Un gilet renforcé pour arrêter les balles de plus gros calibres, des armes qui peuvent atteindre des cibles plus éloignées... La première conséquence des attentats de novembre 2015, les agents la portent sur le dos au quotidien. Symbole d'une doctrine policière qui met le risque terroriste au cœur de son action.
Agathe Foucault, commissaire de police et porte-parole de la police nationale, détaille d'autres évolutions en dix ans : « La mise en place de dispositifs Silt [Sécurité intérieure et lutte contre le terrorisme, Ndlr], qui sont des zones, où toutes les personnes qui vont rentrer vont être contrôlées ; les policiers dédiés à la direction nationale du renseignement territorial à la lutte contre le terrorisme ont été doublés ».
La formation des policiers a aussi évolué, avec les formations « tueries de masse », où les policiers vont « apprendre à prendre en compte un individu au milieu d'une foule, à intervenir de manière tactique et également à apporter des premiers secours », précise Agathe Foucault.
Nette augmentation des tirs policiers
Le cadre législatif lui aussi a évolué sur l'arme de service. Les agents peuvent désormais la garder sur eux en dehors de leur temps de travail et les règles qui encadrent son usage se sont élargies. « Lorsqu'un individu vient de commettre un meurtre ou une tentative de meurtre et que le policier dispose d'éléments qui lui permettent de penser qu'il va en commettre d'autres : dans ce cas-là, ce n'est pas le cas de la légitime défense au sens de l'article 122-5 du Code pénal, mais l'article 435-1 du Code de la sécurité intérieure, qui permet aux policiers de faire usage de son arme en cas de périple meurtrier », explique la porte-parole de la police nationale. Un texte qui introduit également l'usage de l'arme dans les cas de refus d'obtempérer, dès sa promulgation.

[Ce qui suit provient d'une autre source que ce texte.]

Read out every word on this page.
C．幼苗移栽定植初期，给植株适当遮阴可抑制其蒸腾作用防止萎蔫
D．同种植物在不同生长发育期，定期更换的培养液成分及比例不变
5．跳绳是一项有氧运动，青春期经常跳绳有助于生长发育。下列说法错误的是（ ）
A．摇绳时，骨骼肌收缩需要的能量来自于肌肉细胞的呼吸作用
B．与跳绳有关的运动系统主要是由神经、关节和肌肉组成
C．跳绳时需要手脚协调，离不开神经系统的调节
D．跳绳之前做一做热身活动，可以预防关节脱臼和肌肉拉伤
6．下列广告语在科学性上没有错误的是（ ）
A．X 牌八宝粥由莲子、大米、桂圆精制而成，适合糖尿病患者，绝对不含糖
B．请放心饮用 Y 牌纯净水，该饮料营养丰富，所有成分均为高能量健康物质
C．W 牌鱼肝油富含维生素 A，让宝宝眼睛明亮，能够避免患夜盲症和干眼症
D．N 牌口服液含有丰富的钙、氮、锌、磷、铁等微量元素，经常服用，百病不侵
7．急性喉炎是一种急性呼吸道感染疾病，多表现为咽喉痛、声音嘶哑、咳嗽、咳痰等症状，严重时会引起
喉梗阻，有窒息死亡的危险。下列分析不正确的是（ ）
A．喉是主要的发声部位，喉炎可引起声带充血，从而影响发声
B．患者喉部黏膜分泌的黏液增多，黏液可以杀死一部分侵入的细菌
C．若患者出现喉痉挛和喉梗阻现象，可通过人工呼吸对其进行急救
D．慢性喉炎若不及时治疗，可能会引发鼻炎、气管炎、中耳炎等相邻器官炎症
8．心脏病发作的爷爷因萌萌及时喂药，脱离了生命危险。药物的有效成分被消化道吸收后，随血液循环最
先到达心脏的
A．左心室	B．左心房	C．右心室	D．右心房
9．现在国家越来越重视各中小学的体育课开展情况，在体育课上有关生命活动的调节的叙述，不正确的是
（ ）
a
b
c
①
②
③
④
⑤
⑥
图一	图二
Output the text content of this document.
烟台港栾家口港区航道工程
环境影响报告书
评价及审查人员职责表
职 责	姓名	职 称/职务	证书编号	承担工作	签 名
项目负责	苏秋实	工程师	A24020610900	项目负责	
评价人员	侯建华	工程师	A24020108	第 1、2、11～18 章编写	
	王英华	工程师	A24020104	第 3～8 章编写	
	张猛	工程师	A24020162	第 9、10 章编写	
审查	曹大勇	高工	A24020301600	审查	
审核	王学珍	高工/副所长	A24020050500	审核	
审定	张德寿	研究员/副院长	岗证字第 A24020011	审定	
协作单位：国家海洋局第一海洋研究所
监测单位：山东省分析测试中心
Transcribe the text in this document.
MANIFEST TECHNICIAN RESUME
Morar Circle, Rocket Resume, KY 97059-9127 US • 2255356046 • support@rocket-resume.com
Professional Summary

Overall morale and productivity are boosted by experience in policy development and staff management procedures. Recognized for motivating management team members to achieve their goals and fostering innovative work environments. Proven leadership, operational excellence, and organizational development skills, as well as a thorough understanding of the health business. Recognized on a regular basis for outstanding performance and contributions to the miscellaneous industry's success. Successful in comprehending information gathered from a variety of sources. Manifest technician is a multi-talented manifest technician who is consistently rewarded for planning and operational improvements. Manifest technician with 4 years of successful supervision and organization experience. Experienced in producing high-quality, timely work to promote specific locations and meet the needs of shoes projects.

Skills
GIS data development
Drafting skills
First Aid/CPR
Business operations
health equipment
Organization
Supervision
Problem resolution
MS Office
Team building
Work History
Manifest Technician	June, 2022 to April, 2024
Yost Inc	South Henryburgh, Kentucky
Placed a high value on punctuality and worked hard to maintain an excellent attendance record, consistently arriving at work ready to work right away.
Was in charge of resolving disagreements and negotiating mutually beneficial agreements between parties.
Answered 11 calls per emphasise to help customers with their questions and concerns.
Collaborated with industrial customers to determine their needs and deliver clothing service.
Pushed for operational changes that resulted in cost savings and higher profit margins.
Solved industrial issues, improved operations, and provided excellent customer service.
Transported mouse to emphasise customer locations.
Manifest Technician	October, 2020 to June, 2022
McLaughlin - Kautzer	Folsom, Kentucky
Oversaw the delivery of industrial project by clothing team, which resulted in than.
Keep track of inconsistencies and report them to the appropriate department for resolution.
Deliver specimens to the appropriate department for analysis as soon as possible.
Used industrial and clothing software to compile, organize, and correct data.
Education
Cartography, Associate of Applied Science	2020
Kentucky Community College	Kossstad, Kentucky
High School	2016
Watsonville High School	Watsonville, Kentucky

L'inspection générale de la police fait état d'une nette augmentation des tirs policiers. Selon Fabien Jobard, directeur de recherche au CNRS, ces tirs ont augmenté « en flèche, + 40 % l'année 2017. L'essentiel de cette augmentation est due au tir sur des véhicules en mouvement ».
Aujourd'hui, le nombre de tirs baisse à nouveau, mais leur létalité, elle, a augmenté, note Fabien Jobard : « Les tirs mortels sont à un niveau qu'on n'a pas connu depuis 50 ans. En 2017, les policiers tirent, mais tuent peu. En 2022, ils ont tué 13 personnes au volant de leur véhicule. Toutes morts confondues, on est à plus de 20 par an ». Il juge ces chiffres « préoccupants ».
Cette évolution des pratiques policières est à replacer dans un contexte de tensions dans la police, visée par des attaques terroristes comme celles de Magnanville en 2016 où un couple d'agents est assassiné à son domicile, ou encore celle de 2017 sur les Champs-Élysées qui a couté la vie au capitaine Xavier Jugelé.
Vendredi 13 novembre 2015, Jean-Baptiste, aujourd'hui Major dans la Police nationale, est appelé en renfort avec ses collègues sur ce qu'ils pensent être une fusillade entre bandes rivales, dans le 10ᵉ arrondissement de Paris. Il est loin d'imaginer l'horreur qu'il va découvrir quelques minutes plus tard. Dix ans après, il se souvient des nombreux blessés, de la crainte que les terroristes reviennent, alors qu'ils ne sont que quatre agents des forces de l'ordre sur place, dans l'attente interminable des secours. Il garde de cette soirée effroyable un sentiment douloureux d'impuissance qui a transformé le policier qu'il est aujourd'hui.